In an article for the website Domain, Sue Williams points at a new kind of housing adventure going on in Australia. Investors and buyers are buying old homes and redeveloping them in accordance with their contemporary lifestyle. Even existing homeowners are redeveloping vacant strips of land they own (lying next to their own home) and turning them into mirror images of their current home in terms of modernity.
Redevelopment projects turning into a norm
About a decade ago, we would have found developers rushing towards established, old homes in order to demolish the plot and create something more modern and profitable out of them. Market dynamics have certainly changed and today the investors, buyers, and existing homeowners are taking the redevelopment route ever so frequently.

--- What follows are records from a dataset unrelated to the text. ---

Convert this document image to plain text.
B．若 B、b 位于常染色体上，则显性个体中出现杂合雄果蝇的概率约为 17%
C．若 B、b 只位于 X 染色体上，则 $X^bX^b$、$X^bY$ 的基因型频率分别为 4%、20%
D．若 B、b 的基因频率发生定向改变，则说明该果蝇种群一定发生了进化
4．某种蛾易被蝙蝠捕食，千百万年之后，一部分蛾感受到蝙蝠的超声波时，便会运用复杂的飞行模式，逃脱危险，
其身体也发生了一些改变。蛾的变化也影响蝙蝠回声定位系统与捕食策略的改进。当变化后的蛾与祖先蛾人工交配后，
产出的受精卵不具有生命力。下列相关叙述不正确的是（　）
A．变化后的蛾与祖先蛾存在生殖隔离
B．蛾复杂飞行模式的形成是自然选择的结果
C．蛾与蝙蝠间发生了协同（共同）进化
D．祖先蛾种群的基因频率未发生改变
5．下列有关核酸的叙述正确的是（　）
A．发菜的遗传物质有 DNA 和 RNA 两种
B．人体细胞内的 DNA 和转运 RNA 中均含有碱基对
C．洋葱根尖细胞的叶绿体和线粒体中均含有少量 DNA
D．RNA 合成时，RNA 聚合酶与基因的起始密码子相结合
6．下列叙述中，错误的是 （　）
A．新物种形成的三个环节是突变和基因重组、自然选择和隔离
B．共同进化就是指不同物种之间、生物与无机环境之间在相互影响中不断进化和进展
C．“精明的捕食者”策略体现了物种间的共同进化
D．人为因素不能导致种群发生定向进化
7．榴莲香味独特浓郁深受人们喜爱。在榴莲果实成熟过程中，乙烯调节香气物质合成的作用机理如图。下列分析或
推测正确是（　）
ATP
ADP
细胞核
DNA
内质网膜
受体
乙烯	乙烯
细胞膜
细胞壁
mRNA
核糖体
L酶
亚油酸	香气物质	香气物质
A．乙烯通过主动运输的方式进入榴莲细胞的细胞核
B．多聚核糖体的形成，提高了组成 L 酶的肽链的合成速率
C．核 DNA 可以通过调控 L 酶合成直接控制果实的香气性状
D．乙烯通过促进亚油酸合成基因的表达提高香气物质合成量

Larger building envelope, closer to the waterfront
Williams writes that many such old homes are built on prime locations, sometimes right on the harbour. They have an enviable building envelope (something that cannot be matched today because of tighter regulations). Also, they are pretty close to the seafront. This is another aspect that can make one green with envy, since homes just cannot be built that close to the sea anymore. Naturally, people are on the lookout for such old homes lying on highly valuable pieces of land. Who would not want a share of that pie?
The three factors buyers look out for
If investors or existing home owners get great land position, worthy ‘aspect’ and a breathtaking view, they are quite willing to plunge into the deal even if it costs them more than what they had initially bargained for. These are, after all, really valuable pieces of land we are talking about. If effectively redesigned, these properties can lay proverbial golden eggs when it’s time to resell.
Take for example the case of John and Helen Gandel, says Williams. They owned a vacant plot of land right next to their own home. Their own place was a sanctuary of modernity. They decided to develop the vacant plot and give it a modern essence, too. Today, they have two properties, quite comparable to each other.
A lot of such redevelopment projects are going around in Sydney at the moment. You just need to be a little cautious about putting your steps right. You do not want to get waylaid and turn this great ROI opportunity into a renovation disaster.
You can read the original article here.
Williams also mentions that currently we are seeing many young owners giving a push for such redevelopment projects. They know that there is a big Asian market waiting to grab Australian homes with a contemporary touch.
Unless it is a heritage property, old homes can be grabbed pretty cheap
In my opinion, unless the old plots lie on heritage properties, they are better deals than the relatively new homes. This way, the young owners get to buy properties with a reasonable upfront cost and once they redevelop the properties, they are ready with amazing homes at prime locations all set to be grabbed by Asian (Chinese mostly) investors for very good prices.